14 Haziran 2011 Salı

kötü özelliklerim

Küfürbazlığımı ortanca dayımda almışım. Adam hayatı boyunca uluorta küfürler savurdu ama başı hiç belaya girmedi. Gözümün önünde polislere bile küfretti ama kolluk dayımdan korktu; duymamazlıktan geldi sonra da ortamdan tüydü. Ben de zamansızca ve amansızca küfürler ettim ama hep başım belaya girdi. Ya dayak, ya da ettiğim küfrün mislisini yedim. Küfretmek cesaret işiymiş onu anladım. Cesaret ne kadar iyi bir özellik tartışılır ama eğer küfrediyorsan cesur olacaksın. Karşındaki; bu küfreden adam daha da ileri gider, kavgaya da girer, ben bulaşmayım; diye düşünmeli. İşte ortanca dayım her ağzını açtığında, her küfründe, karşısındaki bu enerjiyi verir. Ben veremem ihale bana kalır.

Yalancılığımı Nevriye teyzemden almışım. Yalanın tarihini her gün yeniden yazar. Yaşayan efsanedir. Nevriye teyzeme dünya da denk birkaç insan vardır; Picasso, Goethe, Beethoven, Maradona… Teyzemin şansızlığı dar ve kapalı bir çevrede yaşaması o kadar; bir de şan, şöhrette gözü yok. Tanınırsa ona ekmek yok onun farkında.

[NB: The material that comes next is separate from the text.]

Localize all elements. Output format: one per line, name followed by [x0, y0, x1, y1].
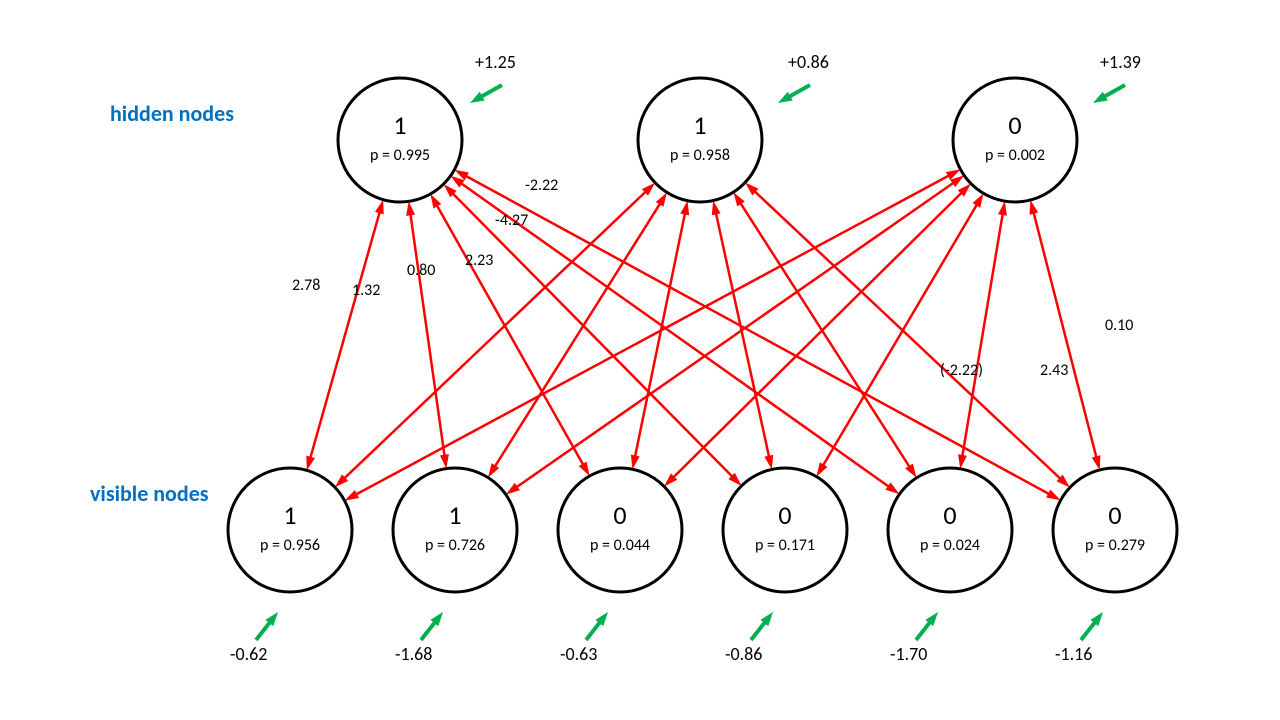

Öyle yalan söyler ki; tereddütsüz inanırsın. Birçok kez gördüğüm, bildiğim konularda öyle yalanlar söyledi ki; ben gördüğümden, bildiğimden şüphe edip teyzeme inandım. Sanılmasın ki beni saf buldu kandırıyor, herkesi kandırır. Hayatı boyunca bir gün bile çalışmadığı halde annesi, işsiz kocası ve iki oğlunun geçimini sağladı. Bakkala bir kez para verir, yirmi kez alışveriş yapar. Canı et mi istedi, bilmediği bir mahalleye gider, kasapla konuşur; ağzından girer, burnundan çıkar akşam tüm sülale kuzu yeriz.

Teyzem yalanlarına inanır. Ben de yalan söylerim ama mumum yatsıya kadar dahi yanmazken; Nevriye teyzem ise dibine ışık verir. Eğer biri gözlerinizin içine bakarak “biz aslında uzaylıyız, burası Mars” derse ve içinizi önce bir şüphe sarıp, sonra “kadın haklı” diye içinizden geçirirseniz o Nevriye teyzemdir. Tamam, sizi kandırmış olabilir ama olaya iyi yönden bakın, bir efsane ile konuştunuz.

Hırsızlığı da büyük dayımdan öğrendim. Sülalenin tek hırsızıdır – ben hırsız sayılmam, beceremedim- ve sabıkası tertemizdir; karakolun yerini bilmez. Çok sessizdir, nefes alırken bile ses çıkartmaz. Yengem kaç kez uyurken öldü sanmış da yaygarayı kopartmış; dayım da yengemi dövüp uyumaya devam etmiş. Küçük elleri vardır mesela, kadın elleri gibi uzundur parmakları. Hırsızlık için doğmuştur dayım. Cepçilik de yapar, kapkaç da, ev de soyar. Çoğu kez misafirliğe gittiği evin yan dairesini soyar ve bunu kimse anlamaz. Çalma hastalığı - kletpmani – falan da yoktur. Bilakis bir cerrah kadar dikkatlidir, kontrollüdür.

“ Dayı şu işi bana öğretsene” dedim. “ Olur ama benden nutuk falan bekleme, sadece izle” dedi. Kıçında dört ay geçirdim. “ Gençliğin hapishanede geçecek, başka iş bul” diyerek kovaladı beni. Şimdi hırsız değilim. Ufak tefek bazen; hobi olarak.

Diyeceksin tüm kötü özellikleri anne tarafından mı aldın, bildiğim kadarı ile “evet”. Babam belli değil benim.